Sur son nouvel album, arrangé par le Canadien David Foster, Carla Bruni se fait plaisir en reprenant une dizaine de standards et autres tubes en anglais, d’Abba aux Rolling Stones. Rencontre.

Quelques minutes avant l’interview, l’attachée de presse prévient : pas de questions politiques. On aurait pu le deviner. Son  » mec  » – comme elle appelle Nicolas Sarkozy – a beau avoir annoncé se mettre en retrait de la vie politique française, Carla Bruni ne connaît que trop l’impact qu’aurait la moindre des déclarations si elle s’aventurait sur ce terrain. En fait, même en ne disant rien, l’ex-première dame est sujette aux commentaires. Comme quand, sur son album précédent Little French Songs, sorti en 2013, le morceau Le Pingouin était forcément interprété comme une pique lancée à celui qui venait alors de déloger son mari du  » trône  » présidentiel, François Hollande –  » On vient lui manger dans la main/Il adore ça le pingouin/Il prend son petit air souverain « .

Un geste simple

Cette fois, pour qui serait tenté de décrypter l’un ou l’autre message caché, la tâche sera donc encore plus compliquée. Quinze ans après le triomphe inattendu de Quelqu’un m’a dit (deux millions de disques vendus), Carla Bruni s’amuse aujourd’hui à se planquer derrière les chansons des autres. Son cinquième album est en effet constitué uniquement de reprises. Intitulé French Touch, il est chanté entièrement en anglais. Des standards essentiellement (Moon River, Stand By Your Man), ou en tout cas des tubes assez énormes (The Winner Takes It All d’Abba, Highway to Hell d’AC/DC) que pour avoir été vidés depuis longtemps de tout sens ou portée éventuelle.

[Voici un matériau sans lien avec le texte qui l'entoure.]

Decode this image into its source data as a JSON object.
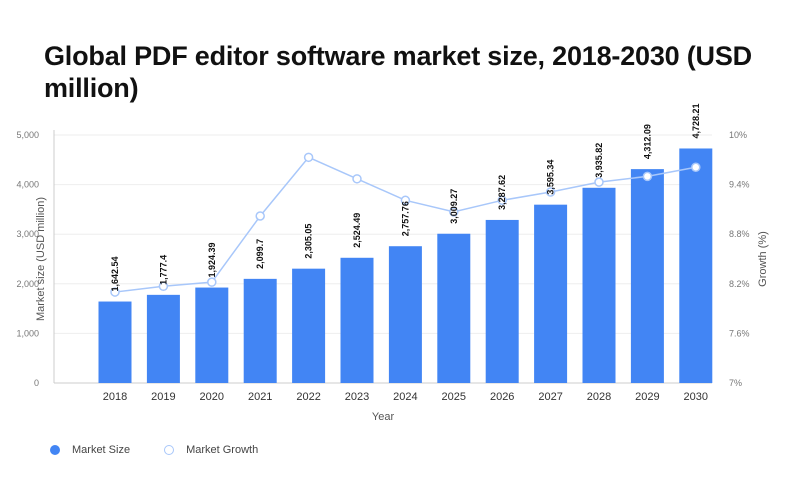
{
  "chart_data": {
    "type": "bar+line",
    "title": "Global PDF editor software market size, 2018-2030 (USD million)",
    "xlabel": "Year",
    "ylabel": "Market size (USD million)",
    "y2label": "Growth (%)",
    "ylim": [
      0,
      5000
    ],
    "y2lim": [
      7,
      10
    ],
    "yticks": [
      "0",
      "1,000",
      "2,000",
      "3,000",
      "4,000",
      "5,000"
    ],
    "y2ticks": [
      "7%",
      "7.6%",
      "8.2%",
      "8.8%",
      "9.4%",
      "10%"
    ],
    "grid": true,
    "legend_position": "bottom-left",
    "categories": [
      "2018",
      "2019",
      "2020",
      "2021",
      "2022",
      "2023",
      "2024",
      "2025",
      "2026",
      "2027",
      "2028",
      "2029",
      "2030"
    ],
    "series": [
      {
        "name": "Market Size",
        "type": "bar",
        "color": "#4285f4",
        "values": [
          1642.54,
          1777.4,
          1924.39,
          2099.7,
          2305.05,
          2524.49,
          2757.76,
          3009.27,
          3287.62,
          3595.34,
          3935.82,
          4312.09,
          4728.21
        ],
        "labels": [
          "1,642.54",
          "1,777.4",
          "1,924.39",
          "2,099.7",
          "2,305.05",
          "2,524.49",
          "2,757.76",
          "3,009.27",
          "3,287.62",
          "3,595.34",
          "3,935.82",
          "4,312.09",
          "4,728.21"
        ]
      },
      {
        "name": "Market Growth",
        "type": "line",
        "color": "#a8c7fa",
        "values": [
          8.1,
          8.17,
          8.22,
          9.02,
          9.73,
          9.47,
          9.21,
          9.07,
          9.21,
          9.31,
          9.43,
          9.5,
          9.61
        ]
      }
    ]
  }
}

L’opus ne cache pas son envie de séduire éventuellement le marché américain. L’idée est d’ailleurs née là-bas, de la rencontre entre la chanteuse et le compositeur et arrangeur canadien David Foster.  » On a fait connaissance en 2014. Il a assisté à l’un de mes concerts, à Los Angeles. Le lendemain, il est venu me trouver pour me proposer de faire quelque chose ensemble. Mais le problème est que je n’écris pas en anglais. Il aurait fallu trouver un coauteur, et ça devenait compliqué. Plus tard, il est revenu à la charge en me proposant d’enregistrer des covers. Il est venu à Paris, on a déjeuné, et je lui ai joué toute une série de chansons, simplement, comme je les joue depuis que je suis ado. Puisqu’avant d’écrire mes propres chansons, j’ai longtemps joué celles des autres. Ça reste la meilleure école.  » En tant qu’arrangeur, Foster n’a pas toujours fait dans la dentelle : fan des grandes orchestrations variété-pop pétaradantes, il s’est aussi fait une spécialité des albums de Noël (pour Céline Dion, Andrea Bocelli, Josh Groban, Michael Bublé, etc.).  » C’est vrai qu’il aime les ensembles classiques, avec beaucoup de cordes, plein d’effets, etc. Mais il a également réalisé des choses avec Diana Krall, qui sont beaucoup plus simples. Je crois qu’en fait, il avait juste envie de produire quelque chose avec ma voix.  » D’où des arrangements folk-jazz en effet plus feutrés, pour un disque bourgeois un peu paresseux, léger au point d’en devenir évanescent.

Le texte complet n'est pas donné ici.